There is a saying in the bodybuilding community that goes something like: Rest 30 seconds if you want to burn fat, and rest 60 seconds or more if you’re trying to get strong.
The amount of rest you take during a particular workout reflects the workout’s goals. And when you’re trying to do more work in less time, there doesn’t seem to be much room for rest in the equation. But rest periods between exercises are an important part of strength and conditioning training. Yet it’s often overlooked.
We use rest intervals to enhance the effects of our training program. The right amount of recovery between efforts helps us to train smarter, which allows us to work harder and go longer.
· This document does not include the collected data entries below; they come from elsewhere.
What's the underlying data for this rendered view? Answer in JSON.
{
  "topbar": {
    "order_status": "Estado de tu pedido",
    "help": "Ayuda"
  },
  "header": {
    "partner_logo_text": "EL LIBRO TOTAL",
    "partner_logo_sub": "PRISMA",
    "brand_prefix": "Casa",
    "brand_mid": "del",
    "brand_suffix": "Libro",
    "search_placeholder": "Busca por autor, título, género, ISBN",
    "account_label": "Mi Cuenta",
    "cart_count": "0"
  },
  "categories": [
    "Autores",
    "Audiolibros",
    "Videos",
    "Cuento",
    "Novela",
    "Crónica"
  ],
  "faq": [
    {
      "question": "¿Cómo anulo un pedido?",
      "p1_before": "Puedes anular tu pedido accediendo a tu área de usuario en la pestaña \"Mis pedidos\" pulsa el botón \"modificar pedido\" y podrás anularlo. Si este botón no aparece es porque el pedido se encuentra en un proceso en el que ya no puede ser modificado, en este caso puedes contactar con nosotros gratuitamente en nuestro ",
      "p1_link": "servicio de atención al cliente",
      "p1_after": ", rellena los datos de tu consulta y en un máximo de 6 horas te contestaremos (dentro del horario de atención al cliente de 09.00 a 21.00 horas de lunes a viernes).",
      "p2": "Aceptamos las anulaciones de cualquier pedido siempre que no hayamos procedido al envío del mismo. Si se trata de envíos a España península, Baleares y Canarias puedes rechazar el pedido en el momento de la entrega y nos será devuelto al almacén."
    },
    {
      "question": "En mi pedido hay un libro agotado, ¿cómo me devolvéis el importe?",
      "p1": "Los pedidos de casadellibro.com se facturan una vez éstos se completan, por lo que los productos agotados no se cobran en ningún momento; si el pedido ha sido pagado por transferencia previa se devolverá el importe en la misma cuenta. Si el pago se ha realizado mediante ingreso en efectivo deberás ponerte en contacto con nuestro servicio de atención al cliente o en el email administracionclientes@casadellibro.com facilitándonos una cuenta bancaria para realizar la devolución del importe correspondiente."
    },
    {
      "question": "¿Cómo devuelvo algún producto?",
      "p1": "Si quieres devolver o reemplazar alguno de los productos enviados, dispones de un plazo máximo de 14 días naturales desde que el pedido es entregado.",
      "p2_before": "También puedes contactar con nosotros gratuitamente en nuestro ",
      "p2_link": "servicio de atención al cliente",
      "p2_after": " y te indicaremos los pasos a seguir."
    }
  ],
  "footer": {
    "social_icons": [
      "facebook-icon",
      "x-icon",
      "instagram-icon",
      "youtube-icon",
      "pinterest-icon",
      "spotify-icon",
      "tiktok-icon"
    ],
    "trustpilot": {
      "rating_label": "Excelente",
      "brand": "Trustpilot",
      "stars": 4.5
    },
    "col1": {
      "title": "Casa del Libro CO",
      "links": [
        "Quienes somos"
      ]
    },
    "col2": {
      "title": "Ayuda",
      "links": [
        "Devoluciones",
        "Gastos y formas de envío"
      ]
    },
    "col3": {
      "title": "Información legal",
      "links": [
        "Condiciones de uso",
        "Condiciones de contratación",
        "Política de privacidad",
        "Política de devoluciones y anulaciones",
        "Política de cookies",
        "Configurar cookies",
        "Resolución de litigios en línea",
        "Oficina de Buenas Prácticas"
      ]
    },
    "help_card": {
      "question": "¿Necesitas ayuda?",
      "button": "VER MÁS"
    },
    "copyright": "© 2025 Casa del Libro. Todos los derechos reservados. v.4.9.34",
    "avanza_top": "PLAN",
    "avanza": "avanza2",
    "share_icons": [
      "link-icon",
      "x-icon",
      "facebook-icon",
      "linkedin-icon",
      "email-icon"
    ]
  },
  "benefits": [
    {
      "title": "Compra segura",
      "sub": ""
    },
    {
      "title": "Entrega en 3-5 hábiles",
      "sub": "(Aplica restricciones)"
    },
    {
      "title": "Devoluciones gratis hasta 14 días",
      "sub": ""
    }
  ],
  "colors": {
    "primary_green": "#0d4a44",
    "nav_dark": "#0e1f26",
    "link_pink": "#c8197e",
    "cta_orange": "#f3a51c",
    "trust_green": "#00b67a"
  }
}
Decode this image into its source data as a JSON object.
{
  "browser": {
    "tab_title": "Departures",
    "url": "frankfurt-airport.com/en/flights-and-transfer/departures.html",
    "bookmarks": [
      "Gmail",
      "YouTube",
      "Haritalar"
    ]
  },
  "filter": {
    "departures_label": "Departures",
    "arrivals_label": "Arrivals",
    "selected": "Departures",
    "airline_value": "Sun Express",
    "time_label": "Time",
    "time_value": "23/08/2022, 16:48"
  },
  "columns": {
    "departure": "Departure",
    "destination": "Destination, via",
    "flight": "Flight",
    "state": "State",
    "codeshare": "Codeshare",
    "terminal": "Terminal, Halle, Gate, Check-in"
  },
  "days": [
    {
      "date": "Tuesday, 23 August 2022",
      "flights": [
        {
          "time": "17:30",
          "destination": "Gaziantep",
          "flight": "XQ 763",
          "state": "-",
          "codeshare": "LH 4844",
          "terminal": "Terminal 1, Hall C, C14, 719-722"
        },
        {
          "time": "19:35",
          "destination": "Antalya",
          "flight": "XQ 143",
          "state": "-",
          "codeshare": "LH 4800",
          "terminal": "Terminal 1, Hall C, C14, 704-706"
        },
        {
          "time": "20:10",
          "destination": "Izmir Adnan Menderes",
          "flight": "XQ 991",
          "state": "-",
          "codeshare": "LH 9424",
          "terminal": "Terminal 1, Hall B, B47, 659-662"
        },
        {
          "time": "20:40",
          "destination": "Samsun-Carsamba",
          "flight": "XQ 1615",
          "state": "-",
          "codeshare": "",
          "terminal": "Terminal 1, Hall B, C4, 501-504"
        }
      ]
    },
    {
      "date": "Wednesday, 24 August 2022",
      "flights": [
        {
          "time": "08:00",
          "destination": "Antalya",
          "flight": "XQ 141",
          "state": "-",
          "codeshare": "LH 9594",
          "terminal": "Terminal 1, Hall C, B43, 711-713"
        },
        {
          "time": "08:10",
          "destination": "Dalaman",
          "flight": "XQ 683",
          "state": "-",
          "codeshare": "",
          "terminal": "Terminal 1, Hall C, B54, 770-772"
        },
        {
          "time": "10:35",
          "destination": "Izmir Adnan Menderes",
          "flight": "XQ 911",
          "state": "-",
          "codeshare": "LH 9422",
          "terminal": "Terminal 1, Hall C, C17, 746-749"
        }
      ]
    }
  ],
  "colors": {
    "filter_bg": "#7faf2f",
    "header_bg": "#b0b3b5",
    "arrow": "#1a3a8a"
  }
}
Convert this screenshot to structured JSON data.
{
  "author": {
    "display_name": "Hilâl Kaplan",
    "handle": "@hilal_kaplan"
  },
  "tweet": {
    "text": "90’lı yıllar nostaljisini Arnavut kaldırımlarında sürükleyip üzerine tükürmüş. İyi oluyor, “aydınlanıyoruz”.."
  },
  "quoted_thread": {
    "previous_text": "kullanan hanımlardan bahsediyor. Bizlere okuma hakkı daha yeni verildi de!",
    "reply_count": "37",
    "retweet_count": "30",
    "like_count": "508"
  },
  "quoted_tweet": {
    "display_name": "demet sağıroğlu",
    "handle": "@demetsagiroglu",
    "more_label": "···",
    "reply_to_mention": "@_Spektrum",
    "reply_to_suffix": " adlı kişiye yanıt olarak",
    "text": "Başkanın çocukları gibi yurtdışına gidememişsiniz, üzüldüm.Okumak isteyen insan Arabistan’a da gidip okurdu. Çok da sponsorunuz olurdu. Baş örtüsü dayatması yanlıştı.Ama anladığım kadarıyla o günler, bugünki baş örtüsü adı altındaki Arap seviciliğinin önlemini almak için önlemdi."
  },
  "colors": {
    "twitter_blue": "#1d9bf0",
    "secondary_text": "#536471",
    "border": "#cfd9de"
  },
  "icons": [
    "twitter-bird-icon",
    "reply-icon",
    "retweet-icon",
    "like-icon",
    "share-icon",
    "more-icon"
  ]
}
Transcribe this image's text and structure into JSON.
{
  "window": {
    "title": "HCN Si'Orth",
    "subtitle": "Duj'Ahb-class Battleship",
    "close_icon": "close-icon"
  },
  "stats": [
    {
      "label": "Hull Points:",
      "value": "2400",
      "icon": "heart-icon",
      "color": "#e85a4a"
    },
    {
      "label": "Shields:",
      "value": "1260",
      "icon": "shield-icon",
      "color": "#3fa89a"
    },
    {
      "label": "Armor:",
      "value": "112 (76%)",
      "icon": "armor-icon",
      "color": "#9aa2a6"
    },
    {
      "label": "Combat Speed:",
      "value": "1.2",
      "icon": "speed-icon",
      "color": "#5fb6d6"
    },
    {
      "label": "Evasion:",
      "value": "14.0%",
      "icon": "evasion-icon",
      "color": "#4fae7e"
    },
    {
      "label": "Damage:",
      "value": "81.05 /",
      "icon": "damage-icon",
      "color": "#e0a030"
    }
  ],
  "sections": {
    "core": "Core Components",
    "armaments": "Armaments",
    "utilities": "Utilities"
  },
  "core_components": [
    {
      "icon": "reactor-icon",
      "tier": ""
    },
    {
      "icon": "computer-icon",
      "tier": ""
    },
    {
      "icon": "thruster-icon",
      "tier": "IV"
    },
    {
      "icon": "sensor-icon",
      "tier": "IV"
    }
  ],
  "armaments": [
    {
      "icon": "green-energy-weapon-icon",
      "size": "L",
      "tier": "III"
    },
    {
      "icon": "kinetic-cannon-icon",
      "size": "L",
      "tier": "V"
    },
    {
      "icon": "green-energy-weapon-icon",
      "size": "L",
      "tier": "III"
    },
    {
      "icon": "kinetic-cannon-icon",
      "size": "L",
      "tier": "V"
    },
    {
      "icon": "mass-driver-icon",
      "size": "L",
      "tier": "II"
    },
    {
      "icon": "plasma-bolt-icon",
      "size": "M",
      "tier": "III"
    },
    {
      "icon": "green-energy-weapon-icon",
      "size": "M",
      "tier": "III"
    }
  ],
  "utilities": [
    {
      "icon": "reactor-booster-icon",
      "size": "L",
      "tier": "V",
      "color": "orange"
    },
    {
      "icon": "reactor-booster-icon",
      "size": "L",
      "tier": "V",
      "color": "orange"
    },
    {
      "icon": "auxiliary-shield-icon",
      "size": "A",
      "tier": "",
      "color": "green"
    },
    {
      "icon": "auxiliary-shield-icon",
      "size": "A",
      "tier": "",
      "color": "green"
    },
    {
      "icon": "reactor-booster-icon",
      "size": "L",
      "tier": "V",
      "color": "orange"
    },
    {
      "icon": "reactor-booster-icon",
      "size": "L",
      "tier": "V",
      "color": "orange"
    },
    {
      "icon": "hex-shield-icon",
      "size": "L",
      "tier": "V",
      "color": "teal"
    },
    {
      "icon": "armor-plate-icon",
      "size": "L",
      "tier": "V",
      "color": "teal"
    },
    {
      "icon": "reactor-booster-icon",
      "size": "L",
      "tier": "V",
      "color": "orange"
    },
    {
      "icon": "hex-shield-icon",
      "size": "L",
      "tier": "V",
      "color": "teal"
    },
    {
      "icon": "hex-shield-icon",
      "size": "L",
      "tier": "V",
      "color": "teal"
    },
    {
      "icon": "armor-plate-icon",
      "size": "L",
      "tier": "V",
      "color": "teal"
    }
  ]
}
So how much rest should you be taking between exercises? Several things including the exercises being performed, the number of sets and reps being performed, and the desired metabolic response determine the amount of rest you take between exercises. For example, if you’re training affects the nervous system, such as during explosive training or powerlifting, then you want full recovery so your rate of force production can be at its highest. Where as if you’re training to improve your metabolic conditioning, then you want to keep rest periods short.
Rest periods also affect our hormone levels during training. Short rest periods (30-45 seconds) optimize growth hormone output, which affects muscle growth. Longer rest periods (60 seconds plus), increase nervous system recovery.
We want the right metabolic response from our training. As a general guideline, match the rest to the amount of muscle recruitment and the range of motion of the exercise being performed. For example, a movement like the back squat uses more muscles, recruits more of the nervous system, and causes more global muscle fatigue. All of which require more time for adequate recovery.
It’s important to match the amount of rest you take to your individual experience, conditioning, and overall training goals. So don’t neglect your rest intervals. Take the time to recover properly.